Last October, if you recall, a Google engineer inadvertently published a rant about Google+, calling the search giant's new social networking project "a pathetic afterthought ... a knee-jerk reaction, a study in short-term thinking, predicated on the incorrect notion that Facebook is successful because they built a great product." Other than that, Steve Yegge thinks the world of Google+! Of course, he better, since CEO Larry Page has tied employee bonuses to the success of the company's social efforts. But if the words of Yegge and a recently departed Google executive are any indication, enthusiasm and belief in Google+ among company employees is far from universal. The latest broadside regarding Google and its social initiatives comes from James Whittaker, a Microsoft partner development manager who started work at Redmond after nearly three years as an engineering director at Google.

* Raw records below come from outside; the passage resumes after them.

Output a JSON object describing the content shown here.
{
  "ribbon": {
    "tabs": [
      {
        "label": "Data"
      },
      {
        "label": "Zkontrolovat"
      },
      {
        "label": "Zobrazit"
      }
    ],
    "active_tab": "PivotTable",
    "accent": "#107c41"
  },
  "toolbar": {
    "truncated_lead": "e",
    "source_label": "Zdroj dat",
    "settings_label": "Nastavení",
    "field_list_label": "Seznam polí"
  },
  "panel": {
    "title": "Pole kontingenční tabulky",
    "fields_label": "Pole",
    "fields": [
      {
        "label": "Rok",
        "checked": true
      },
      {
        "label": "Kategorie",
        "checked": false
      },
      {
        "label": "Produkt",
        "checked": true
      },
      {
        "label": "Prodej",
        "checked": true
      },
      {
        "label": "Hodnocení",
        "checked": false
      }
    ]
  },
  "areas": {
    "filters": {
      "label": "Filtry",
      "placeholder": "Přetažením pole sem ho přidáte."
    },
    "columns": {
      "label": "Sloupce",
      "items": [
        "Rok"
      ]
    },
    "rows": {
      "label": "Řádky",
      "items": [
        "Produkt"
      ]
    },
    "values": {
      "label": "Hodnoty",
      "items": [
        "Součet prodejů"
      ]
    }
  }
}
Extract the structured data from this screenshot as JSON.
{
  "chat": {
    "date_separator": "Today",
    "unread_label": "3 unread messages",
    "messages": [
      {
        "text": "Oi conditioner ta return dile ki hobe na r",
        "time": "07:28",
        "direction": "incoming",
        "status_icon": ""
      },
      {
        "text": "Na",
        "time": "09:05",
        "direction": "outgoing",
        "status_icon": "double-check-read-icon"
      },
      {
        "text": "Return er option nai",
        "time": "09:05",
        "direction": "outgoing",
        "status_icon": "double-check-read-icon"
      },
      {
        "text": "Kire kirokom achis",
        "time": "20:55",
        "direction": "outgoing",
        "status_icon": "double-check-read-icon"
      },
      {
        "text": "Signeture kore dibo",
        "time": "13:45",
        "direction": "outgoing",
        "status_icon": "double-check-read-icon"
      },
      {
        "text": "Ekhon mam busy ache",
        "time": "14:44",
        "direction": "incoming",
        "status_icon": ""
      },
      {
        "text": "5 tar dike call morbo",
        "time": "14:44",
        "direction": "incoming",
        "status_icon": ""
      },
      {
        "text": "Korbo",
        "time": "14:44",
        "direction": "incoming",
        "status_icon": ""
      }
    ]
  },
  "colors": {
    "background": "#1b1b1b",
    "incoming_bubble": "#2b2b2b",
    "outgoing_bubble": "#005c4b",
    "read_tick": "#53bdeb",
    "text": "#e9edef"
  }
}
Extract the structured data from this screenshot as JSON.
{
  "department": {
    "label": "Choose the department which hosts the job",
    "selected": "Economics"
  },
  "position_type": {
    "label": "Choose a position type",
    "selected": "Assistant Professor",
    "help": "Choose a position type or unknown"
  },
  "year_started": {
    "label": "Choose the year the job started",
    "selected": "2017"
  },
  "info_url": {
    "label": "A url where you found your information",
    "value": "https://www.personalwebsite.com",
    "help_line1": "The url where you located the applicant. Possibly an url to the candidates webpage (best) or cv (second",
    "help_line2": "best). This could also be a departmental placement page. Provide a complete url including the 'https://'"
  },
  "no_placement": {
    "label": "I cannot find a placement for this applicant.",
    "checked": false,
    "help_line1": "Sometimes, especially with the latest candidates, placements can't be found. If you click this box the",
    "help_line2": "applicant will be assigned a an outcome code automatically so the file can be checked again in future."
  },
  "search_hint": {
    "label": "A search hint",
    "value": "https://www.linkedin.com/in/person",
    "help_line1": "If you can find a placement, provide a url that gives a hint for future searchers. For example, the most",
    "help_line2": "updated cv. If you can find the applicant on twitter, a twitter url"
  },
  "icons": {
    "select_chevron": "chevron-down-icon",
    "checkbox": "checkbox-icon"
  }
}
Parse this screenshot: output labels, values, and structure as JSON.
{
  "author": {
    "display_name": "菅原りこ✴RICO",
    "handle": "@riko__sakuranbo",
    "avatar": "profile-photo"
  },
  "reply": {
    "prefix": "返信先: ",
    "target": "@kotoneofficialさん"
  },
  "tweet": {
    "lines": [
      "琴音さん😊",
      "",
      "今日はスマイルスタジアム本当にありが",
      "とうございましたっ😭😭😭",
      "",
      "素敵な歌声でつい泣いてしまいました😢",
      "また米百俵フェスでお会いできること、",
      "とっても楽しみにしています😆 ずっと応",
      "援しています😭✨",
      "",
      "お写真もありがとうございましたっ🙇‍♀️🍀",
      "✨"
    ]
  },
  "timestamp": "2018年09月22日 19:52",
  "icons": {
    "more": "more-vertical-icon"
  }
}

Whittaker, in a post on Microsoft's blog explaining his decision to leave Google, goes even further than Yegge, however, arguing that the focus on competing with Facebook in social networking is helping to destroy the search company's innovative culture:
It turns out that there was one place where the Google innovation machine faltered and that one place mattered a lot: competing with Facebook. Informal efforts produced a couple of antisocial dogs in Wave and Buzz. ... Google awoke from its social dreaming to find its front runner status in ads threatened.Google could still put ads in front of more people than Facebook, but Facebook knows so much more about those people.
This apparently freaked out Google's co-founder and recently named chief executive.
Larry Page himself assumed command to right this wrong. Social became state-owned, a corporate mandate called Google+. It was an ominous name invoking the feeling that Google alone wasn’t enough. Search had to be social. Android had to be social. You Tube, once joyous in their independence, had to be … well, you get the point. Even worse was that innovation had to be social. Ideas that failed to put Google+ at the center of the universe were a distraction.
Assuming Whittaker's description is accurate, it's easy to see how such a jarring change could knock a company off its game, perhaps dangerously so. Innovation can't be mandated; it has to be fostered. And in technology, once a company ceases to innovate, it courts disaster. Whittaker finishes his post by offering, "Perhaps Google is right. Perhaps the future lies in learning as much about people’s personal lives as possible." But it doesn't sound like he's truly convinced of that. Neither am I.